The Pradhan Mantri Shram-Yogi Maandhan, billed as a mega pension plan, is patterned along two similar attempts by successive governments, including the Modi dispensation, at providing a social security net to the unorganised sector that did not find much traction primarily because of their contributory nature and long gestation.
According to finance minister Piyush Goyal, the new pension plan is for unorganised sector workers with a monthly income of up to Rs 15,000. It will provide them an assured monthly pension of Rs 3,000 from the age of 60 on a monthly contribution of an “affordable” amount during their working age.
“An unorganised sector worker joining the pension yojana at the age of 29 years will have to contribute only Rs 100 per month till the age of 60 years. A worker joining the pension yojana at 18 years will have to contribute as little as Rs 55 per month only. The government will deposit equal matching share in the pension account of the worker every month,” Goyal said while presenting the budget.
The government’s estimate is that at least 10 crore labourers and workers in the unorganised sector will benefit. The allocation for what the government is pegging as “one of the largest pension schemes in the world” is Rs 500 crore. And, the scheme will be implemented from the ongoing fiscal though there is no clarity from which month.

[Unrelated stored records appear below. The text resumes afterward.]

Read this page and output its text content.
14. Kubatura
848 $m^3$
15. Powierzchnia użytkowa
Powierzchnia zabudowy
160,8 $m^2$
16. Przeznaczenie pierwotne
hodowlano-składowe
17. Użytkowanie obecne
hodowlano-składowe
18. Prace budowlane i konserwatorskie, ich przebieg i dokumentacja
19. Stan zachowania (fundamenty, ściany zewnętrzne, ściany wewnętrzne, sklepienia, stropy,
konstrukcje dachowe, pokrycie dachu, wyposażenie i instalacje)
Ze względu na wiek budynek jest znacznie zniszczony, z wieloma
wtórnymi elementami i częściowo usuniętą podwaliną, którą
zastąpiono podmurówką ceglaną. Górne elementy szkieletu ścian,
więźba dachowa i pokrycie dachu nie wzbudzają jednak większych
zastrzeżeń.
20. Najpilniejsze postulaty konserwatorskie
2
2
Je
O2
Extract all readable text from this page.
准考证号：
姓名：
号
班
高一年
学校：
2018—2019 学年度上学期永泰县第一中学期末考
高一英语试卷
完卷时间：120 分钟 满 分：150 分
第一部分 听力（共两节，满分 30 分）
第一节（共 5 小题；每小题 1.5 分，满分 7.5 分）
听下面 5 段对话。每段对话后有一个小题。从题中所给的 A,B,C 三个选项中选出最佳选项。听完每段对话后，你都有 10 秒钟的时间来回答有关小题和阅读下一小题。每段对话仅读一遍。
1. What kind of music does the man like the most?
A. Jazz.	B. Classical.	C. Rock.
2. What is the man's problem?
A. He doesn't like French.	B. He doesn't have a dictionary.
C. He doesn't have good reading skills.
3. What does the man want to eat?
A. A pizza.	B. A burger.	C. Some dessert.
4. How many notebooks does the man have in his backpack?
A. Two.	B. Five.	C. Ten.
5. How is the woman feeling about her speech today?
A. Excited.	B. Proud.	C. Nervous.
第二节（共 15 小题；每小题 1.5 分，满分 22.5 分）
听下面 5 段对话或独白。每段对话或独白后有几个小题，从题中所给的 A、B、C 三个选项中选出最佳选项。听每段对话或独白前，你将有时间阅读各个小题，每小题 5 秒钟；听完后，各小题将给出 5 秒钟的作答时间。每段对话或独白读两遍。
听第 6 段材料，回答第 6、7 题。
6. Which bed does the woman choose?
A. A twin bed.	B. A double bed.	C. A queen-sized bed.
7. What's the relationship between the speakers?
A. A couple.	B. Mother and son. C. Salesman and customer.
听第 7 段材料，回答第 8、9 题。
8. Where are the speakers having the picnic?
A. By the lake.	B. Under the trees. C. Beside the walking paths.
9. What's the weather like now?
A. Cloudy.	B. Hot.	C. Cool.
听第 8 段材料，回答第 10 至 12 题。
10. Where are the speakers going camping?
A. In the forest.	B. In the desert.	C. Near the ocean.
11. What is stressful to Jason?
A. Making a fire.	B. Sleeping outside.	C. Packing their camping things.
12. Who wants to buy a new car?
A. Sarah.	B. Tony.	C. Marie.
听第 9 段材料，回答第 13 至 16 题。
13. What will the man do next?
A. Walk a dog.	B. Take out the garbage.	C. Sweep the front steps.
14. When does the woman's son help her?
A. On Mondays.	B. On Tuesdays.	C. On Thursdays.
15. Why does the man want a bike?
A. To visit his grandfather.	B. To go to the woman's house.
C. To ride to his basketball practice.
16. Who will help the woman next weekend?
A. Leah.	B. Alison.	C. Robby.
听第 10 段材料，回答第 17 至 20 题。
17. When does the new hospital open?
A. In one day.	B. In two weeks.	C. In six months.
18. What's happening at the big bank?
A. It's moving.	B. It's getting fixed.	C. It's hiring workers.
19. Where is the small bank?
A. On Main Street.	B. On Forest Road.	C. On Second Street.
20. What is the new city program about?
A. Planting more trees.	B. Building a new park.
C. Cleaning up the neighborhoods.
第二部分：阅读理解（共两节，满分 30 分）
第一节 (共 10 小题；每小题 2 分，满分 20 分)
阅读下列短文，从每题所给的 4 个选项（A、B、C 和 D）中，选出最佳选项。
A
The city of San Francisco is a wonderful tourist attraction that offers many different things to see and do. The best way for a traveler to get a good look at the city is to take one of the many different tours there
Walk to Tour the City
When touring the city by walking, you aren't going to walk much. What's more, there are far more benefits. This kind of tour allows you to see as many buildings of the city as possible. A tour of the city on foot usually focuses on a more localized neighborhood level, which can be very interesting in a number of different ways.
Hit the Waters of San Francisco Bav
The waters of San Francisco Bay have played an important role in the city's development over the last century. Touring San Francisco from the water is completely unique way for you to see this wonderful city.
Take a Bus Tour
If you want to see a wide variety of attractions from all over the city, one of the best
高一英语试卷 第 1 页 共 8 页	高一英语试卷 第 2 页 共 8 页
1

Development economist Jean Dreze said the new pension plan appeared to be a “repackaged version” of the Atal Pension Yojana (APY) announced in the 2015-16 budget. The APY was also contributory, with workers entitled to different slabs of pension depending on their contributions. The one difference was that in the APY the government’s contribution is half of what the beneficiary puts in, subject to an annual limit of Rs 1,000 for five years.
The scheme did not have many takers though it was supposed to be an improvement on the UPA’s Swavalamban Scheme, also a contributory pension plan.
The contributory pension does not serve the purpose of the poor, Dreze pointed out, underscoring the long gestation period.
The CPI-ML’s Dipankar Gupta pointed out that Rs 3,000 would be worth nothing to a 30-year-old worker after three decades. “A 29-year old worker today has to go on paying Rs 100 per month to become eligible for Rs 3000 pension in 2050! #JumlaBudget,” Gupta tweeted.
Activists pointed out that while the budget only allocates Rs 500 crore this year for the “mega pension scheme”, it has simultaneously slashed the allocations for the National Social Assistance Programme for old-age and widow pensions by Rs 300 crore each.
“The pension of Rs 3,000 for unorganised workers is another exercise in deceit without there being any scheme. The allocation of a meagre Rs 500 crore itself is an indication of the lack of seriousness and honesty in covering the more than 40 crore unorganised workers in the country,” the Centre of Indian Trade Unions said in a statement.
“And they will receive this pension only by contributing continuously up to the age of 60, which most of them cannot do. The real fraudulent intention behind the announcement of this programme becomes clear when cow protection receives a bigger allocation of Rs 750 crore,” the statement added.